Where Are Sierra's Grey Sidebar Icons?

Curiosity

Registered
In Mac OS Sierra, the icons in the Finder sidebar with just the normal view are light sepia. If one saves a file, the cutdown version of the Finder window shows grey icons in the sidebar. I know exactly where the sepia ones are, but the grey ones are not in the same place. Where are the grey sidebar images stored in Mac OS Sierra?
 
I see the finder sidebar icons are affected by the background, so you see the colors of whatever is in the desktop background, or other windows behind the finder window.
The "Save" window does not appear affected by transparency, so the sidebar icons are not affected.
So, I think the icons used in the sidebar for either window are the same icon images, and the transparency of finder windows makes those appear "sepia", but are not actually. You can show that by System Preferences/Accessibility pane, Display tab. Check "Reduce Transparency", and both finder and save windows icons will appear the same.
 
You are right! I had changed the background colour of the location of the those icons and they appeared sepia presumably because orange plus grey gives sepia. That brings up another question, however.
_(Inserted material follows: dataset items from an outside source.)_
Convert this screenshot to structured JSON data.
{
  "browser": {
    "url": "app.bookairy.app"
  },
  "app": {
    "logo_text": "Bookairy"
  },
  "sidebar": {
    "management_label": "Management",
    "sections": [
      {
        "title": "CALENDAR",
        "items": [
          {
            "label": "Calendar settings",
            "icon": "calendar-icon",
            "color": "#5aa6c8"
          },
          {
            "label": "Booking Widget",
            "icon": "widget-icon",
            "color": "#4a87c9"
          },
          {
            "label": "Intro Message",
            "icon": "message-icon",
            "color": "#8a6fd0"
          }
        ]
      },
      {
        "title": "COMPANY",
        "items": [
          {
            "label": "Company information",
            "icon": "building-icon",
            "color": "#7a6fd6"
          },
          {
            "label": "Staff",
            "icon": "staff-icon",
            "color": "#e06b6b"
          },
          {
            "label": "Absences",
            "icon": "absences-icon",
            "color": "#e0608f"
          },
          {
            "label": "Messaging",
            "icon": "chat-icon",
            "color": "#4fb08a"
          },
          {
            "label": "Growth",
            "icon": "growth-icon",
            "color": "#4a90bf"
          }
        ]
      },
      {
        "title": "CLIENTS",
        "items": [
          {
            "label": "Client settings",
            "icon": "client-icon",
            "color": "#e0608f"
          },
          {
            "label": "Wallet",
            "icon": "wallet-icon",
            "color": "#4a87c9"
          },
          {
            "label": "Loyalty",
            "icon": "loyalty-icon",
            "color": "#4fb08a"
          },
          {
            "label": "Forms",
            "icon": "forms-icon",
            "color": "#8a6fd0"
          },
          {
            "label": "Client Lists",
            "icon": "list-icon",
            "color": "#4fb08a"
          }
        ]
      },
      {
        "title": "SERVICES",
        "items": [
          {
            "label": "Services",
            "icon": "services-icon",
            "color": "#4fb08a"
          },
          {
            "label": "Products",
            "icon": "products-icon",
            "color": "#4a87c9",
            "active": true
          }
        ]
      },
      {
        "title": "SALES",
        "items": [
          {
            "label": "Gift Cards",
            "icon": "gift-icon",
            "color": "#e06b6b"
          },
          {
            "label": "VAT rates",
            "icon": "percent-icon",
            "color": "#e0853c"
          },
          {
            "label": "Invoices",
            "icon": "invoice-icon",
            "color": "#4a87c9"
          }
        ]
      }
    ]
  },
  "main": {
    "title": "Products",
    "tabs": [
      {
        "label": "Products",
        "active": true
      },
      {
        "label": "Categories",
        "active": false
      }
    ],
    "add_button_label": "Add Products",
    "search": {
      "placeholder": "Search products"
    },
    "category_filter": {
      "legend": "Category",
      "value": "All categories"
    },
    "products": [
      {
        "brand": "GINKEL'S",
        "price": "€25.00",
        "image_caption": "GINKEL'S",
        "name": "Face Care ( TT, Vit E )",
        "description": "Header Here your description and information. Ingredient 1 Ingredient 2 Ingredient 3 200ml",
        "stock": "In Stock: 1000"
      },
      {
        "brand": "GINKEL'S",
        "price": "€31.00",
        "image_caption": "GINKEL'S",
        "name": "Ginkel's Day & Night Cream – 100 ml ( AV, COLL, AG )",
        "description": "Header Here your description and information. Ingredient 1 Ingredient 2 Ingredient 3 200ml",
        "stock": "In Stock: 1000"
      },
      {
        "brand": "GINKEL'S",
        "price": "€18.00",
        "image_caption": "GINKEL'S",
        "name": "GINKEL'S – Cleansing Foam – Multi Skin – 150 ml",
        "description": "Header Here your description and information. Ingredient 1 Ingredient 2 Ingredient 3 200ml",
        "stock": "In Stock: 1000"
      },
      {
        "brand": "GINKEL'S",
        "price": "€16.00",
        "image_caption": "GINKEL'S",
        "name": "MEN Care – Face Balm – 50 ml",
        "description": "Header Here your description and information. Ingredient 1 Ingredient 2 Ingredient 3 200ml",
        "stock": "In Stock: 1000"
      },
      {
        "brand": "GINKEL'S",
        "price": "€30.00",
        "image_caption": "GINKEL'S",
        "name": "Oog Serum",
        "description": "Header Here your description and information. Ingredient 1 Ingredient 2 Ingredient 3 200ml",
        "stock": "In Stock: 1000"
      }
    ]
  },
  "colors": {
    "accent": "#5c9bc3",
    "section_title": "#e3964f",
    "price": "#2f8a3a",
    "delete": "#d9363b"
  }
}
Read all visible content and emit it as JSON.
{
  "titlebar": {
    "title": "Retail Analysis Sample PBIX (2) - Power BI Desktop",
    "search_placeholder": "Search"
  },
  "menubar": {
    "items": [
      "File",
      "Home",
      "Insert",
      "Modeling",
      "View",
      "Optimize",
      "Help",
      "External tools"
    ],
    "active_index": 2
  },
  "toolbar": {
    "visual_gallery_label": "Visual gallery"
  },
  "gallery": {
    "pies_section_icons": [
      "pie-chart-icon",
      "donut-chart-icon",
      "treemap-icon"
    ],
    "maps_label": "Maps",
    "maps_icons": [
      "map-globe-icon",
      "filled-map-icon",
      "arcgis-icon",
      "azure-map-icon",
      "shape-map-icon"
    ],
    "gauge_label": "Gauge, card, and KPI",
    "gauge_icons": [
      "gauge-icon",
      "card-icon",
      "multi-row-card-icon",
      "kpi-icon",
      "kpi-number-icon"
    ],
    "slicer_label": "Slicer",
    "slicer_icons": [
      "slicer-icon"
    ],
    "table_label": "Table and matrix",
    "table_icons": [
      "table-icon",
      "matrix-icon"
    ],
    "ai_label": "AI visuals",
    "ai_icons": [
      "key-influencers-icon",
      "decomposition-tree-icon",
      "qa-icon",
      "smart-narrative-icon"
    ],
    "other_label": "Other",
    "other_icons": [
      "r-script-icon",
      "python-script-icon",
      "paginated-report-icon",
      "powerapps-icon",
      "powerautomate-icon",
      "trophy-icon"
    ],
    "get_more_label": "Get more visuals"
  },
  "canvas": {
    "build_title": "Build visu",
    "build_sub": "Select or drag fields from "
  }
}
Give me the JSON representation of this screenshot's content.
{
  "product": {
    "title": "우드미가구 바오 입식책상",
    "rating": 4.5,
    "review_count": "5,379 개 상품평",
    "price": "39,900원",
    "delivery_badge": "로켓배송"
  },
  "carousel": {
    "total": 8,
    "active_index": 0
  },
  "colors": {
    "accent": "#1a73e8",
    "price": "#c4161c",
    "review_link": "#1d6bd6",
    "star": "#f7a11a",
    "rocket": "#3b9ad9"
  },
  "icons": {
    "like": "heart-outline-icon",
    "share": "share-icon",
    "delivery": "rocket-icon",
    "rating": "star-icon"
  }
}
I changed some of those icons to full colour opaque ones (that I got from a
Snow Leopard set) and that does not affect the grey icons that appear when I save a file. Why is that? Are those images also stored in a location other than /System/Library/CoreServices/CoreTypes.bundle/Contents/Resources?
 
I changed the sidebar generic folder icon from a light grey one to an opaque blue one, and saw that the folder icons in the Finder sidebar changed to a darker shade of grey. I think what happens is that there is a setting somewhere in Mac OS that changes everything in the sidebar to greyscale. Also, specially designed folders get changed to generic. Why do that in the first place, and where would those settings be in Mac OS?